Another close tie of Penn to Koreans was one that developed out of the Glee Club’s Director since 1956, Bruce Montgomery. Montgomery had served in the Korean War and had met an orphaned boy while in active service at Yang-gu, located near to the Hwachon Reservoir. He and some other men gave the boy the name “Cheesai” which meant “little” in Korean and Montgomery sang American songs to him. “Cheesai,” in return, sang Korean folks songs back to Montgomery, who brought music manuscripts he had written back to Penn and which the Glee Club performed. Influenced by the “Cheesai” story, the Glee Club adopted another Korean boy, Chung Woo Won through Overseas Children, Inc. in New York. They donated spare change to their cause at every rehearsal. In this way, the Glee Club of the University of Pennsylvania helped to support the Korean boy, who was able to advance in his primary education.

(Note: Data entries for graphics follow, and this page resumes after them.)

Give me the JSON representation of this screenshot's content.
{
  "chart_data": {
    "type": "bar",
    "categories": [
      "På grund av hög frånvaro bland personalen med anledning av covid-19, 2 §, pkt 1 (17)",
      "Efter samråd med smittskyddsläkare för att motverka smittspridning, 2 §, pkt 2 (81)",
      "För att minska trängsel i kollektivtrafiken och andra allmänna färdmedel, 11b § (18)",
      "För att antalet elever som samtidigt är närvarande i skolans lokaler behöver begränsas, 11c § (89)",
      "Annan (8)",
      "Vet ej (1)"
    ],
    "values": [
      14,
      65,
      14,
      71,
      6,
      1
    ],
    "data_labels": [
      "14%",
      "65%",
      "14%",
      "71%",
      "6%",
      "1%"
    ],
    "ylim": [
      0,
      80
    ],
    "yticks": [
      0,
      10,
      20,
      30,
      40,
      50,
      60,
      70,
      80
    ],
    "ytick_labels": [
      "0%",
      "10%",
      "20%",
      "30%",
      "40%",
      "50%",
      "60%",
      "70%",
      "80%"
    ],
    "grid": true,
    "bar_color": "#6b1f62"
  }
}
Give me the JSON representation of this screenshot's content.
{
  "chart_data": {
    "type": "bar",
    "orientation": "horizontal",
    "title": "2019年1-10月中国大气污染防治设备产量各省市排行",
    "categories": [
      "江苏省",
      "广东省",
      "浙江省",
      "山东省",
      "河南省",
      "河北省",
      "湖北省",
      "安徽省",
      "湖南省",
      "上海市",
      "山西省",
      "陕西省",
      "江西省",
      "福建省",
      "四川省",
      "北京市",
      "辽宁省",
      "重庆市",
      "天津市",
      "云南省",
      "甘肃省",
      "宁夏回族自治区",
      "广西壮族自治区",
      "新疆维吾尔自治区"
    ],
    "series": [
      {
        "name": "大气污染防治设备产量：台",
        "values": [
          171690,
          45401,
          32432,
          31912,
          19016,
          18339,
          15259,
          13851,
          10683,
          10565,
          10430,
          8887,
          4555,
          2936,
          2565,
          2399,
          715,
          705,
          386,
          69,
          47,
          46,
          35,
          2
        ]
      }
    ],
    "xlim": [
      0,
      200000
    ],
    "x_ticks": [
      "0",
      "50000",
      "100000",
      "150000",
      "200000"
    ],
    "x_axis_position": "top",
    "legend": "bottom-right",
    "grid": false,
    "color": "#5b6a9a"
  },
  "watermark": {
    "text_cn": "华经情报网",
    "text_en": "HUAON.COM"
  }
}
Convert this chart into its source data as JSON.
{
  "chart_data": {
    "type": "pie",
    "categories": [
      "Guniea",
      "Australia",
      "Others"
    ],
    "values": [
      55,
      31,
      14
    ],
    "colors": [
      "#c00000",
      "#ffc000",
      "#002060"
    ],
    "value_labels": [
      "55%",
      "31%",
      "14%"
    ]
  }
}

The Van Pelt library made an exhibit of Korean history and culture in March 1977, displaying Korean costumes, chinaware, furniture, scrolls, etc. as well as the some of the Korean literature collection the library owned. Four years later, “A Winter Concert” was presented by the Korean Cultural Society of the University of Pennsylvania (an undergraduate organization) at the University Museum, which four young Koreans performed in.
The United Nations Ambassador to Korea, Kyung Won Kim, appeared on the Penn campus at a Korea forum in March 1983. Sponsored by the Korean Cultural Society, the conference was “designed to promote unity among Korean students at universities in the region.” The theme of the forum was “The Second Generation – Today and Its Future.” Many students from institutions of higher learning across the East Coast attended the conference, including all of the Ivy League schools. Kenny Kim, who was then the Vice President of the Korean Cultural Society at Penn, was reported as having stated that the “conference [was] the largest of its kind on the East Coast.”